Bridging the urban-rural divide posed another set of challenges. Nydia and I are city people. Very few of the people we interviewed ever read The New York Times. My being from Atlanta helped, but still we had to spend time getting to know our subjects and letting them get to know us before edging into difficult conversations and pulling out the camera.
Writing the article brought its own issues. I had discussions with editors who worried about telling a story about slavery and racism centered on a white woman. Others suggested a deeper dive into the topic of reparations. In the end, though, just telling Ms. Marshall’s story simply and from a deep well of detailed reporting seemed the most honest way to present what was happening in Dirt Town Valley.
The article resonated. Readers who were in similar situations reached out to Ms. Marshall when the piece was published online. There were people whose families had been involved in the Tulsa race massacre, or who, like Ms. Marshall, had inherited some family land that had once been worked by people their families had enslaved.
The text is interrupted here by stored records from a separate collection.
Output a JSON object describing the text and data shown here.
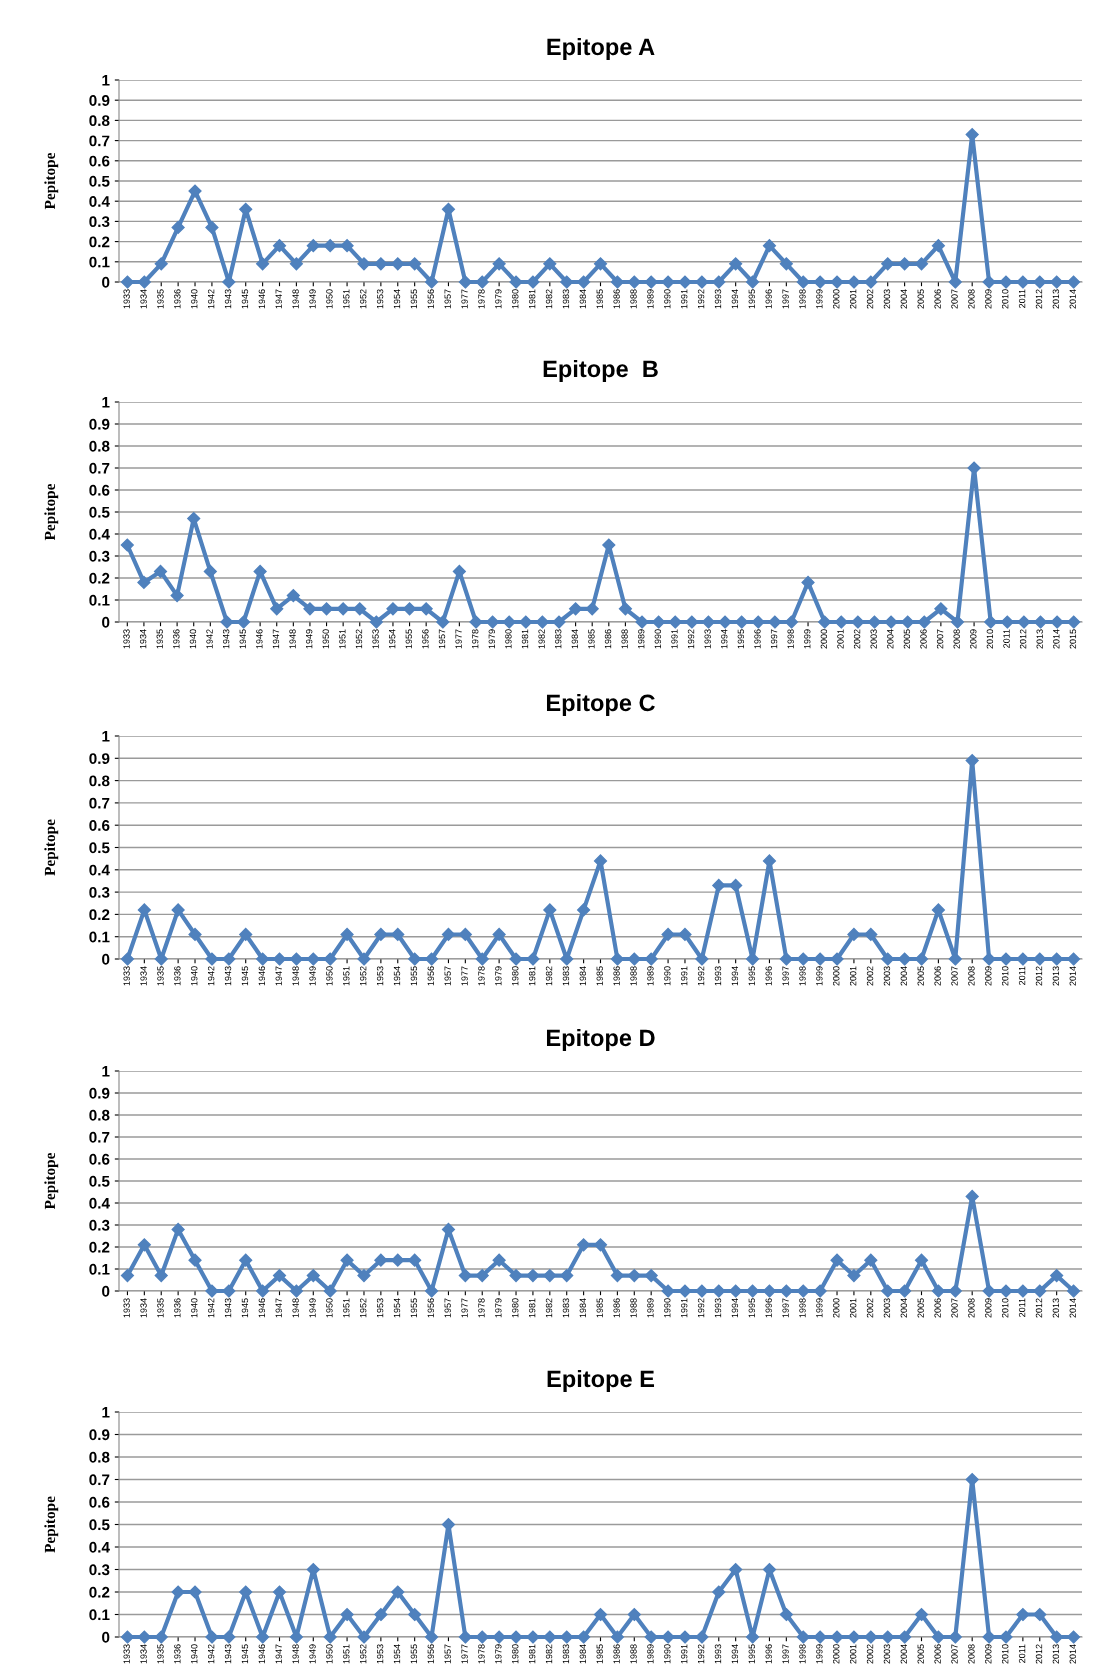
{
  "chart_data": [
    {
      "type": "line",
      "title": "Epitope A",
      "ylabel": "Pepitope",
      "color": "#4f81bd",
      "marker": "diamond",
      "line_style": "solid",
      "grid": "y",
      "ylim": [
        0,
        1
      ],
      "yticks": [
        0,
        0.1,
        0.2,
        0.3,
        0.4,
        0.5,
        0.6,
        0.7,
        0.8,
        0.9,
        1
      ],
      "categories": [
        "1933",
        "1934",
        "1935",
        "1936",
        "1940",
        "1942",
        "1943",
        "1945",
        "1946",
        "1947",
        "1948",
        "1949",
        "1950",
        "1951",
        "1952",
        "1953",
        "1954",
        "1955",
        "1956",
        "1957",
        "1977",
        "1978",
        "1979",
        "1980",
        "1981",
        "1982",
        "1983",
        "1984",
        "1985",
        "1986",
        "1988",
        "1989",
        "1990",
        "1991",
        "1992",
        "1993",
        "1994",
        "1995",
        "1996",
        "1997",
        "1998",
        "1999",
        "2000",
        "2001",
        "2002",
        "2003",
        "2004",
        "2005",
        "2006",
        "2007",
        "2008",
        "2009",
        "2010",
        "2011",
        "2012",
        "2013",
        "2014"
      ],
      "values": [
        0,
        0,
        0.09,
        0.27,
        0.45,
        0.27,
        0,
        0.36,
        0.09,
        0.18,
        0.09,
        0.18,
        0.18,
        0.18,
        0.09,
        0.09,
        0.09,
        0.09,
        0,
        0.36,
        0,
        0,
        0.09,
        0,
        0,
        0.09,
        0,
        0,
        0.09,
        0,
        0,
        0,
        0,
        0,
        0,
        0,
        0.09,
        0,
        0.18,
        0.09,
        0,
        0,
        0,
        0,
        0,
        0.09,
        0.09,
        0.09,
        0.18,
        0,
        0.73,
        0,
        0,
        0,
        0,
        0,
        0
      ]
    },
    {
      "type": "line",
      "title": "Epitope  B",
      "ylabel": "Pepitope",
      "color": "#4f81bd",
      "marker": "diamond",
      "line_style": "solid",
      "grid": "y",
      "ylim": [
        0,
        1
      ],
      "yticks": [
        0,
        0.1,
        0.2,
        0.3,
        0.4,
        0.5,
        0.6,
        0.7,
        0.8,
        0.9,
        1
      ],
      "categories": [
        "1933",
        "1934",
        "1935",
        "1936",
        "1940",
        "1942",
        "1943",
        "1945",
        "1946",
        "1947",
        "1948",
        "1949",
        "1950",
        "1951",
        "1952",
        "1953",
        "1954",
        "1955",
        "1956",
        "1957",
        "1977",
        "1978",
        "1979",
        "1980",
        "1981",
        "1982",
        "1983",
        "1984",
        "1985",
        "1986",
        "1988",
        "1989",
        "1990",
        "1991",
        "1992",
        "1993",
        "1994",
        "1995",
        "1996",
        "1997",
        "1998",
        "1999",
        "2000",
        "2001",
        "2002",
        "2003",
        "2004",
        "2005",
        "2006",
        "2007",
        "2008",
        "2009",
        "2010",
        "2011",
        "2012",
        "2013",
        "2014",
        "2015"
      ],
      "values": [
        0.35,
        0.18,
        0.23,
        0.12,
        0.47,
        0.23,
        0,
        0,
        0.23,
        0.06,
        0.12,
        0.06,
        0.06,
        0.06,
        0.06,
        0,
        0.06,
        0.06,
        0.06,
        0,
        0.23,
        0,
        0,
        0,
        0,
        0,
        0,
        0.06,
        0.06,
        0.35,
        0.06,
        0,
        0,
        0,
        0,
        0,
        0,
        0,
        0,
        0,
        0,
        0.18,
        0,
        0,
        0,
        0,
        0,
        0,
        0,
        0.06,
        0,
        0.7,
        0,
        0,
        0,
        0,
        0,
        0
      ]
    },
    {
      "type": "line",
      "title": "Epitope C",
      "ylabel": "Pepitope",
      "color": "#4f81bd",
      "marker": "diamond",
      "line_style": "solid",
      "grid": "y",
      "ylim": [
        0,
        1
      ],
      "yticks": [
        0,
        0.1,
        0.2,
        0.3,
        0.4,
        0.5,
        0.6,
        0.7,
        0.8,
        0.9,
        1
      ],
      "categories": [
        "1933",
        "1934",
        "1935",
        "1936",
        "1940",
        "1942",
        "1943",
        "1945",
        "1946",
        "1947",
        "1948",
        "1949",
        "1950",
        "1951",
        "1952",
        "1953",
        "1954",
        "1955",
        "1956",
        "1957",
        "1977",
        "1978",
        "1979",
        "1980",
        "1981",
        "1982",
        "1983",
        "1984",
        "1985",
        "1986",
        "1988",
        "1989",
        "1990",
        "1991",
        "1992",
        "1993",
        "1994",
        "1995",
        "1996",
        "1997",
        "1998",
        "1999",
        "2000",
        "2001",
        "2002",
        "2003",
        "2004",
        "2005",
        "2006",
        "2007",
        "2008",
        "2009",
        "2010",
        "2011",
        "2012",
        "2013",
        "2014"
      ],
      "values": [
        0,
        0.22,
        0,
        0.22,
        0.11,
        0,
        0,
        0.11,
        0,
        0,
        0,
        0,
        0,
        0.11,
        0,
        0.11,
        0.11,
        0,
        0,
        0.11,
        0.11,
        0,
        0.11,
        0,
        0,
        0.22,
        0,
        0.22,
        0.44,
        0,
        0,
        0,
        0.11,
        0.11,
        0,
        0.33,
        0.33,
        0,
        0.44,
        0,
        0,
        0,
        0,
        0.11,
        0.11,
        0,
        0,
        0,
        0.22,
        0,
        0.89,
        0,
        0,
        0,
        0,
        0,
        0
      ]
    },
    {
      "type": "line",
      "title": "Epitope D",
      "ylabel": "Pepitope",
      "color": "#4f81bd",
      "marker": "diamond",
      "line_style": "solid",
      "grid": "y",
      "ylim": [
        0,
        1
      ],
      "yticks": [
        0,
        0.1,
        0.2,
        0.3,
        0.4,
        0.5,
        0.6,
        0.7,
        0.8,
        0.9,
        1
      ],
      "categories": [
        "1933",
        "1934",
        "1935",
        "1936",
        "1940",
        "1942",
        "1943",
        "1945",
        "1946",
        "1947",
        "1948",
        "1949",
        "1950",
        "1951",
        "1952",
        "1953",
        "1954",
        "1955",
        "1956",
        "1957",
        "1977",
        "1978",
        "1979",
        "1980",
        "1981",
        "1982",
        "1983",
        "1984",
        "1985",
        "1986",
        "1988",
        "1989",
        "1990",
        "1991",
        "1992",
        "1993",
        "1994",
        "1995",
        "1996",
        "1997",
        "1998",
        "1999",
        "2000",
        "2001",
        "2002",
        "2003",
        "2004",
        "2005",
        "2006",
        "2007",
        "2008",
        "2009",
        "2010",
        "2011",
        "2012",
        "2013",
        "2014"
      ],
      "values": [
        0.07,
        0.21,
        0.07,
        0.28,
        0.14,
        0,
        0,
        0.14,
        0,
        0.07,
        0,
        0.07,
        0,
        0.14,
        0.07,
        0.14,
        0.14,
        0.14,
        0,
        0.28,
        0.07,
        0.07,
        0.14,
        0.07,
        0.07,
        0.07,
        0.07,
        0.21,
        0.21,
        0.07,
        0.07,
        0.07,
        0,
        0,
        0,
        0,
        0,
        0,
        0,
        0,
        0,
        0,
        0.14,
        0.07,
        0.14,
        0,
        0,
        0.14,
        0,
        0,
        0.43,
        0,
        0,
        0,
        0,
        0.07,
        0
      ]
    },
    {
      "type": "line",
      "title": "Epitope E",
      "ylabel": "Pepitope",
      "color": "#4f81bd",
      "marker": "diamond",
      "line_style": "solid",
      "grid": "y",
      "ylim": [
        0,
        1
      ],
      "yticks": [
        0,
        0.1,
        0.2,
        0.3,
        0.4,
        0.5,
        0.6,
        0.7,
        0.8,
        0.9,
        1
      ],
      "categories": [
        "1933",
        "1934",
        "1935",
        "1936",
        "1940",
        "1942",
        "1943",
        "1945",
        "1946",
        "1947",
        "1948",
        "1949",
        "1950",
        "1951",
        "1952",
        "1953",
        "1954",
        "1955",
        "1956",
        "1957",
        "1977",
        "1978",
        "1979",
        "1980",
        "1981",
        "1982",
        "1983",
        "1984",
        "1985",
        "1986",
        "1988",
        "1989",
        "1990",
        "1991",
        "1992",
        "1993",
        "1994",
        "1995",
        "1996",
        "1997",
        "1998",
        "1999",
        "2000",
        "2001",
        "2002",
        "2003",
        "2004",
        "2005",
        "2006",
        "2007",
        "2008",
        "2009",
        "2010",
        "2011",
        "2012",
        "2013",
        "2014"
      ],
      "values": [
        0,
        0,
        0,
        0.2,
        0.2,
        0,
        0,
        0.2,
        0,
        0.2,
        0,
        0.3,
        0,
        0.1,
        0,
        0.1,
        0.2,
        0.1,
        0,
        0.5,
        0,
        0,
        0,
        0,
        0,
        0,
        0,
        0,
        0.1,
        0,
        0.1,
        0,
        0,
        0,
        0,
        0.2,
        0.3,
        0,
        0.3,
        0.1,
        0,
        0,
        0,
        0,
        0,
        0,
        0,
        0.1,
        0,
        0,
        0.7,
        0,
        0,
        0.1,
        0.1,
        0,
        0
      ]
    }
  ]
}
But it also had some negative consequences. The day the article landed in print, a rumor started going around that she was giving away her land to Black people.When a man whose family has ties to the Ku Klux Klan warned Ms. Marshall that some people don’t like seeing Black and white people together, she took the threat seriously.
Sheriff’s deputies promised to do extra patrols to make sure Ms. Marshall and the two Black families in the story — the Mosleys and the Kirbys — were safe.
That night, the Mosleys came by to pray with her. They were old family friends who had guided her ever since she was a girl. Then she went across the road to visit the Kirbys, a Black couple who once worked for her grandfather and now, in their 70s, were coming to rely on Ms. Marshall the way one might a daughter-in-law. They made her a plate of greens cooked in fatback and boiled yams.
“I think I have experienced the worst and best of my community today,” she said.